Does the situation get better with random graphs? A random graph on n
vertices where each edge is chosen with probability 1/2 has a clique of size
nearly 2\log n with high probability. However, it is not know how to find one
of size 1.01\log n in polynomial time. Does the problem become easier if a
larger clique were planted in a random graph? The current best algorithm can
find a planted clique of size roughly n^{1/2}. Given that any planted clique
of size greater than 2\log n is unique with high probability, there is a
large gap here.
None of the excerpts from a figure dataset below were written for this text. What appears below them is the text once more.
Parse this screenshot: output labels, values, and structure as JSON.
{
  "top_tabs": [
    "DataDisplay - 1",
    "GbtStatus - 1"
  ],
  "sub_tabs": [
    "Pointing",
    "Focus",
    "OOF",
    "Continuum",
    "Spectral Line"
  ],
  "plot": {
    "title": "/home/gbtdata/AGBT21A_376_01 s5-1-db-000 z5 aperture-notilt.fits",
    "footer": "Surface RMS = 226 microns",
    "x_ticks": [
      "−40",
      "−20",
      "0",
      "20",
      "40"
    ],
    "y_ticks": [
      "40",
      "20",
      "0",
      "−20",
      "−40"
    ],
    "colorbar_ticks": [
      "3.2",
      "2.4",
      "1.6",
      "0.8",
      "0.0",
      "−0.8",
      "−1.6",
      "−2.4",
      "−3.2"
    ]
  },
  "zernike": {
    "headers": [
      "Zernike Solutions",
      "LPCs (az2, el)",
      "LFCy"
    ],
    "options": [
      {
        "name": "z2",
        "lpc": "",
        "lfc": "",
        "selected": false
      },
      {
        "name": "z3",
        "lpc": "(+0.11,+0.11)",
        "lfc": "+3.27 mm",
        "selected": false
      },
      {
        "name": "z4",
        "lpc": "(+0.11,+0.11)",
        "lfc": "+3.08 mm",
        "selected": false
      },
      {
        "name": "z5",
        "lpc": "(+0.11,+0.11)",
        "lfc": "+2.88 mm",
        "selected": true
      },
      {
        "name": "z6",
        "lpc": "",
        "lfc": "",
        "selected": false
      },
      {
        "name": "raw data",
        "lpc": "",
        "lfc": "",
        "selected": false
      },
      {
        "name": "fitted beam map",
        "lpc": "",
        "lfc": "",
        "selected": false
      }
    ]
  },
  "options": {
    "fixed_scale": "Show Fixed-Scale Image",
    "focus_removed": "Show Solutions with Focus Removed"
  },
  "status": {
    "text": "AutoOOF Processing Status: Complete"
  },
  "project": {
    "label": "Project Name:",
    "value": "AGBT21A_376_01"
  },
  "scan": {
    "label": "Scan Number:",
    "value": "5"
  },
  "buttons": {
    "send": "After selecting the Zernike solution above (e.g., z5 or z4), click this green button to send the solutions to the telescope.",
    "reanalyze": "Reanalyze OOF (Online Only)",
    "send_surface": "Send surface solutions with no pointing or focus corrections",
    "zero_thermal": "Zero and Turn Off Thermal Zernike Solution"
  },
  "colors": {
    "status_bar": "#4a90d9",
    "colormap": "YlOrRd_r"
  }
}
In an intriguing paper, Frieze and Kannan introduced a
tensor-based method that could reduce the size of the planted clique to as
small as roughly n^{1/3}. Their method relies on finding the spectral norm
of a 3-dimensional tensor, a problem whose complexity is open. Moreover,
their combinatorial proof does not seem to extend beyond this threshold. We
show how to recover the Frieze-Kannan result using a purely probabilistic
argument that generalizes naturally to r-dimensional tensors and allows us
recover cliques of size as small as poly(r).n^{1/r} provided we can find the
spectral norm of r-dimensional tensors. We highlight the algorithmic
question that remains open.
This is joint work with Charlie Brubaker.